Not all positive SLN metastases can be considered the same prognostically. The SLN is not a simple positive or negative result, and there is a gradient from very tiny to very large SLN tumor burden, with increasing risks. Dr. Alexander C.J. van Akkooi, MD, PhD from the Netherlands Cancer Institute emphasizes this fact and lists variables that have been used to predict prognosis based on SLN histopathology. These tumor burden factors include (a) a threshold of 2 and 3 mm micrometastases, (b) infiltration from the capsule, (c) surface area of node involved, (d) micrometastases location and (e) extracapsular extension. He concludes that the Rotterdam criteria, consisting of the largest diameter of the largest micrometastases is probably the most frequently used SLN tumor burden parameter. The Rotterdam criteria has demonstrated that increasing SLN tumor burden corresponds to worse survival and higher chance for non-SLN metastases in the CLND. Douglas Reintgen, MD discussed the role of CLND after a positive SLNB. He concluded that although 2 prospective randomized trials have shown no benefit for a CLND over ultrasound nodal surveillance, patients whose SLN has increased tumor volume, extracapsular disease, increased number of involved SLNs may warrant consideration for a CLND.

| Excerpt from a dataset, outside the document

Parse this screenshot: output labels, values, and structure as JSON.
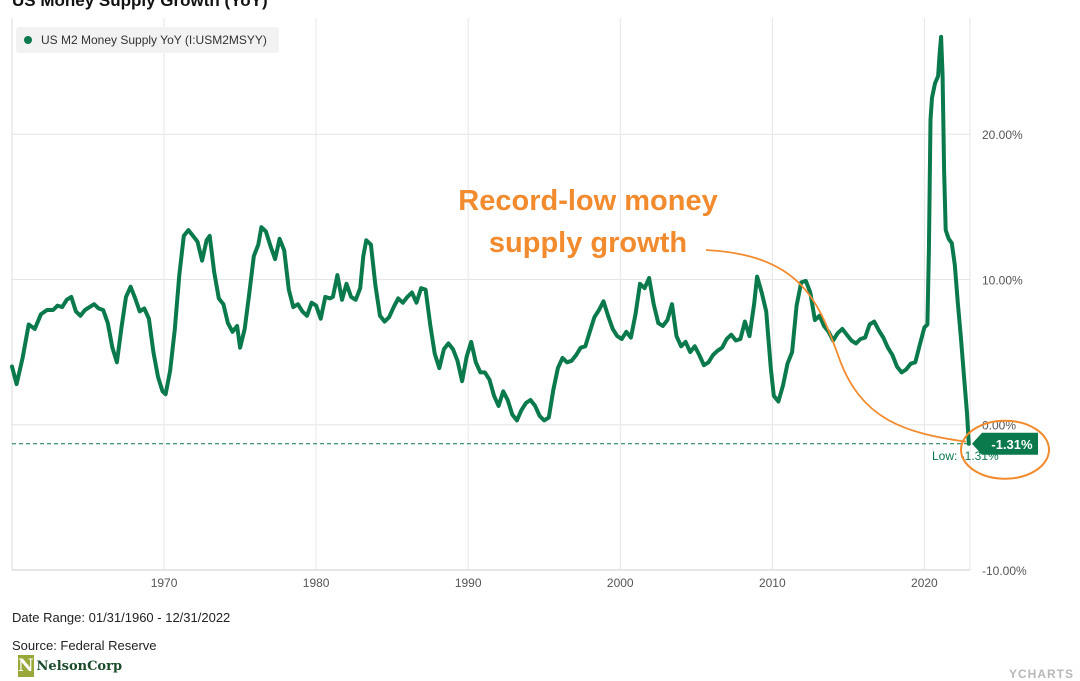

Drs. Wang and Kim discussed the development of more effective adjuvant therapies for clinical stage III melanoma, with both RFS and OS improving in patients with node-positive metastasis. In addition to superior clinical efficacy, these newer therapies are better tolerated and have a lower incidence of severe adverse events. In a discourse of the emerging use of neoadjuvant therapy for the treatment of stage III melanoma, Karakousis and colleagues state that immune mediated (anti-cytotoxic T lymphocyte-4 [anti-CTLA-4] and anti-programmed death-1 [anti-PD-1]) and BRAF/MEK-pathway targeted molecular therapies have revolutionized the modern landscape of melanoma treatment, and since 2015 have been approved for use in the adjuvant setting for stage III melanoma. Theoretical advantages of a neoadjuvant approach include tumor downsizing, allowing for less extensive surgery, assessment of tumor biology and better patient selection, and evaluation of in-vivo sensitivity to therapy. Like in breast cancer it is hoped that patients with complete pathologic response will have a better survival. The International Neoadjuvant Melanoma Consortium has recommended that (a) patient enrollment should be restricted to patients with resectable Stage III melanoma with other Stage III groups being studied separately, (b) limiting neoadjuvant therapy to 6–8 weeks, (c) having trial endpoints to include safety, radiologic and pathologic response and survival data and (d) including serial tumor and peripheral blood sampling for a biorepository for future studies.